Le chercheur conçoit la domestication comme une action continue, qui nécessite d’être entretenue et renouvelée chaque jour par l’Homme. Le cas échéant, certaines populations animales peuvent retourner à l’état sauvage, partiellement ou totalement. C’est précisément ce retour de l’animal domestique à une vie plus sauvage, après avoir été relâché, abandonné ou s’être échappé, que l’on qualifie de marronnage. On parle dans ce cas d’un animal marron, non pas pour sa couleur bien sûr, mais du fait de son statut retrouvé d’animal sauvage. Pour la petite histoire, ce terme est emprunté au champ lexical qui se rapporte à l’esclavage : le marronnage signifiait alors la fuite d’un esclave pour échapper à sa condition.
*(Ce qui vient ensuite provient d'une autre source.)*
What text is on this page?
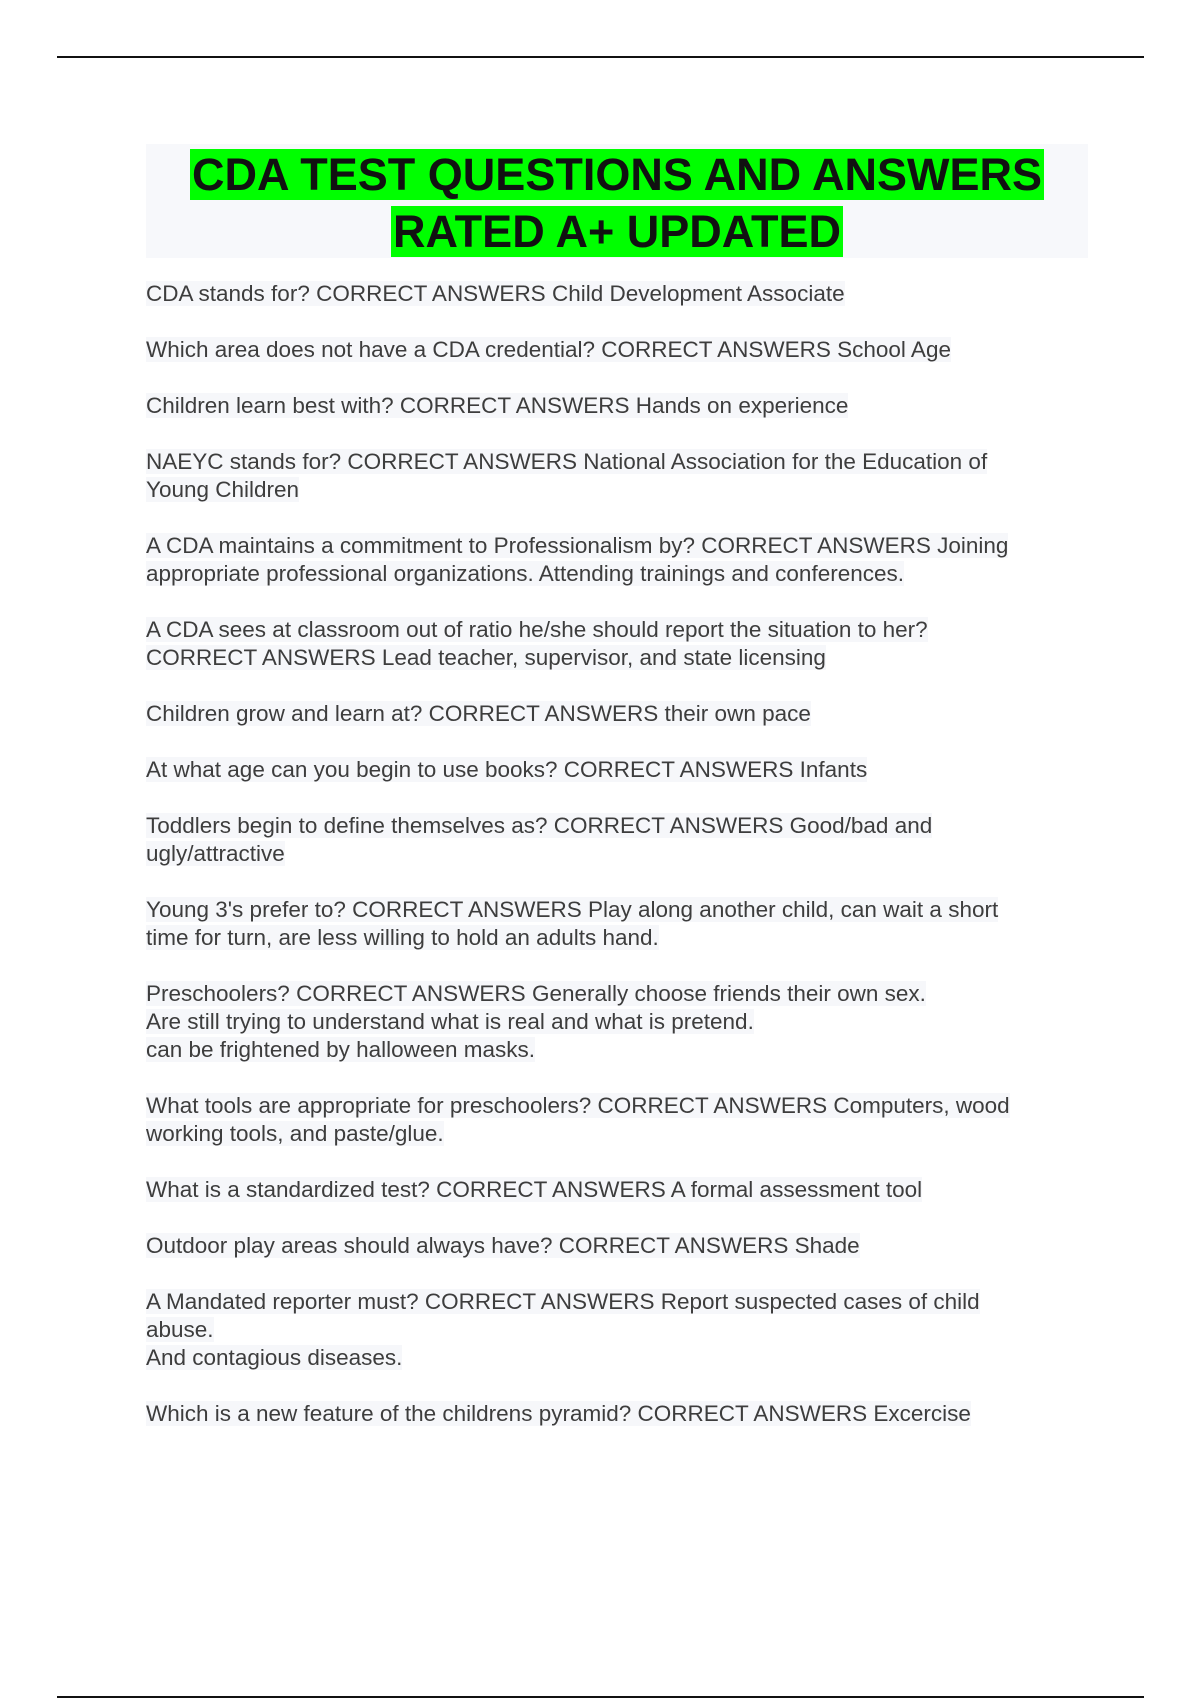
CDA TEST QUESTIONS AND ANSWERS
RATED A+ UPDATED

CDA stands for? CORRECT ANSWERS Child Development Associate

Which area does not have a CDA credential? CORRECT ANSWERS School Age

Children learn best with? CORRECT ANSWERS Hands on experience

NAEYC stands for? CORRECT ANSWERS National Association for the Education of
Young Children

A CDA maintains a commitment to Professionalism by? CORRECT ANSWERS Joining
appropriate professional organizations. Attending trainings and conferences.

A CDA sees at classroom out of ratio he/she should report the situation to her?
CORRECT ANSWERS Lead teacher, supervisor, and state licensing

Children grow and learn at? CORRECT ANSWERS their own pace

At what age can you begin to use books? CORRECT ANSWERS Infants

Toddlers begin to define themselves as? CORRECT ANSWERS Good/bad and
ugly/attractive

Young 3's prefer to? CORRECT ANSWERS Play along another child, can wait a short
time for turn, are less willing to hold an adults hand.

Preschoolers? CORRECT ANSWERS Generally choose friends their own sex.
Are still trying to understand what is real and what is pretend.
can be frightened by halloween masks.

What tools are appropriate for preschoolers? CORRECT ANSWERS Computers, wood
working tools, and paste/glue.

What is a standardized test? CORRECT ANSWERS A formal assessment tool

Outdoor play areas should always have? CORRECT ANSWERS Shade

A Mandated reporter must? CORRECT ANSWERS Report suspected cases of child
abuse.
And contagious diseases.

Which is a new feature of the childrens pyramid? CORRECT ANSWERS Excercise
Les animaux marrons n’ont plus besoin d’intervention humaine directe pour survivre, ils subviennent eux-mêmes à leurs besoins alimentaires et se reproduisent naturellement. Selon leur faculté à trouver de la nourriture, certaines espèces issues du marronnage peuvent rester commensales (voir « Commensalisme ») de l’Homme, en demeurant à proximité des zones fréquentées par ce dernier. Ainsi comme le souligne l’historienne des sciences Valérie Chansigaud, cette idée de retour à l’état sauvage par le marronnage est à nuancer : pour beaucoup d’animaux pleinement domestiqués comme le chien, la chèvre ou encore le cheval, il s’agit plutôt d’un retour à une vie libre et autonome. Pour autant, les caractéristiques acquises par ces animaux domestiques à travers la sélection exercée par l’être humain ne disparaissent pas subitement, suite au marronnage. Il en va de même pour les transformations morphologiques et comportementales.
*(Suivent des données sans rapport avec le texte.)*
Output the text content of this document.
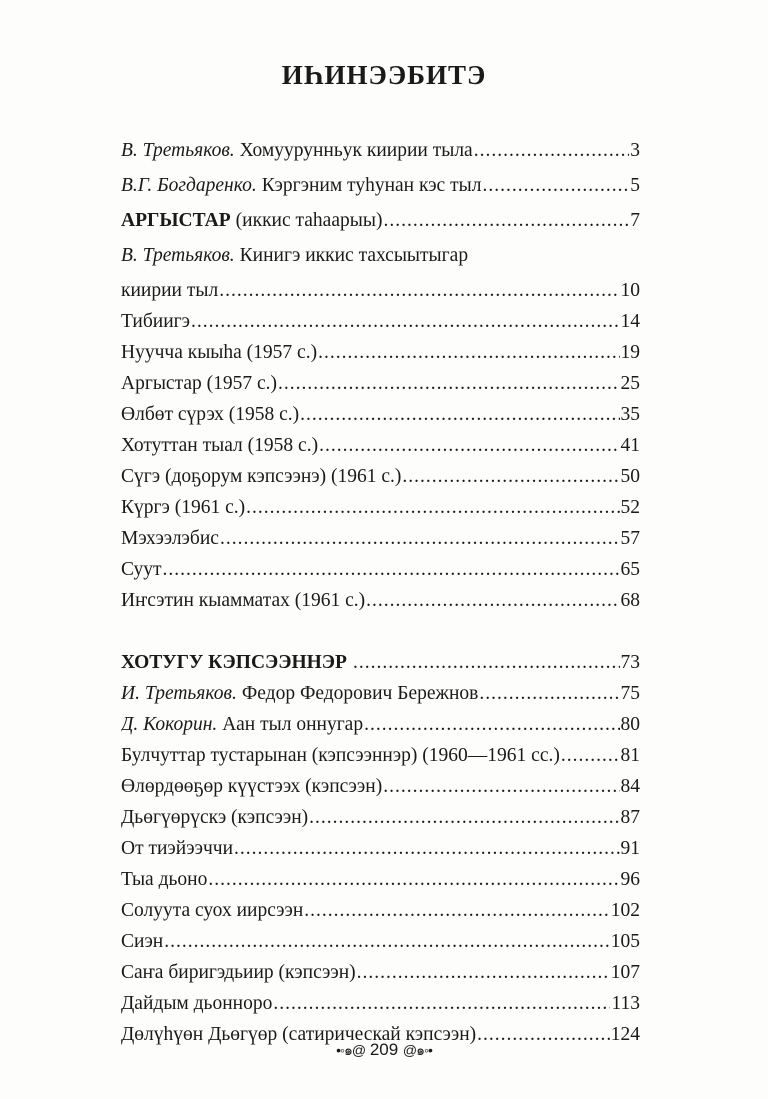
ИҺИНЭЭБИТЭ
В. Третьяков. Хомуурунньук киирии тыла .....	3
В.Г. Богдаренко. Кэргэним туһунан кэс тыл .....	5
АРГЫСТАР (иккис таһаарыы) .....	7
В. Третьяков. Кинигэ иккис тахсыытыгар
киирии тыл .....	10
Тибиигэ .....	14
Нуучча кыыһа (1957 с.) .....	19
Аргыстар (1957 с.) .....	25
Өлбөт сүрэх (1958 с.) .....	35
Хотуттан тыал (1958 с.) .....	41
Сүгэ (доҕорум кэпсээнэ) (1961 с.) .....	50
Күргэ (1961 с.) .....	52
Мэхээлэбис .....	57
Суут .....	65
Иҥсэтин кыамматах (1961 с.) .....	68
ХОТУГУ КЭПСЭЭННЭР .....	73
И. Третьяков. Федор Федорович Бережнов .....	75
Д. Кокорин. Аан тыл оннугар .....	80
Булчуттар тустарынан (кэпсээннэр) (1960—1961 сс.) .....	81
Өлөрдөөҕөр күүстээх (кэпсээн) .....	84
Дьөгүөрүскэ (кэпсээн) .....	87
От тиэйээччи .....	91
Тыа дьоно .....	96
Солуута суох иирсээн .....	102
Сиэн .....	105
Саҥа биригэдьиир (кэпсээн) .....	107
Дайдым дьонноро .....	113
Дөлүһүөн Дьөгүөр (сатирическай кэпсээн) .....	124
•◦๑@ 209 @๑◦•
--> Lien vers un podcast audio dans lequel intervient Valérie Chansigaud : https://www.franceinter.fr/emissions/la-terre-au-carre/la-terre-au-carre-04-novembre-2020
L'exemple du dingo, entre chien et loup ?
Illustrons ces propos avec l’exemple de notre loup et de son descendant le chien : un chien qui serait abandonné par son maître ne va pas pour autant redevenir un loup ! Ainsi les chiens errants, s’ils ont retrouvé une vie autonome, restent bien souvent commensaux de l’Homme et proches des zones urbaines ou rurales. Pour aboutir à l’apparition d’une sous-espèce réellement sauvage, le marronnage doit être bien plus ancien. C’est ainsi l’hypothèse d’une large population de chiens revenus il y a longtemps à l’état sauvage qui est privilégiée, pour expliquer l’existence entre chien et loup du dingo, ce chien sauvage d’Australie. Cet exemple appuie l’idée selon laquelle un réel retour en arrière, jusqu’aux caractéristiques d’origine, semble impossible, même au bout de plusieurs générations. Si les populations issues du marronnage ne redeviennent pas l’espèce sauvage dont elles descendent, elles développent des caractéristiques que l’on ne retrouve pas chez leurs congénères domestiques : elles constituent ainsi un réservoir génétique intéressant pour les scientifiques !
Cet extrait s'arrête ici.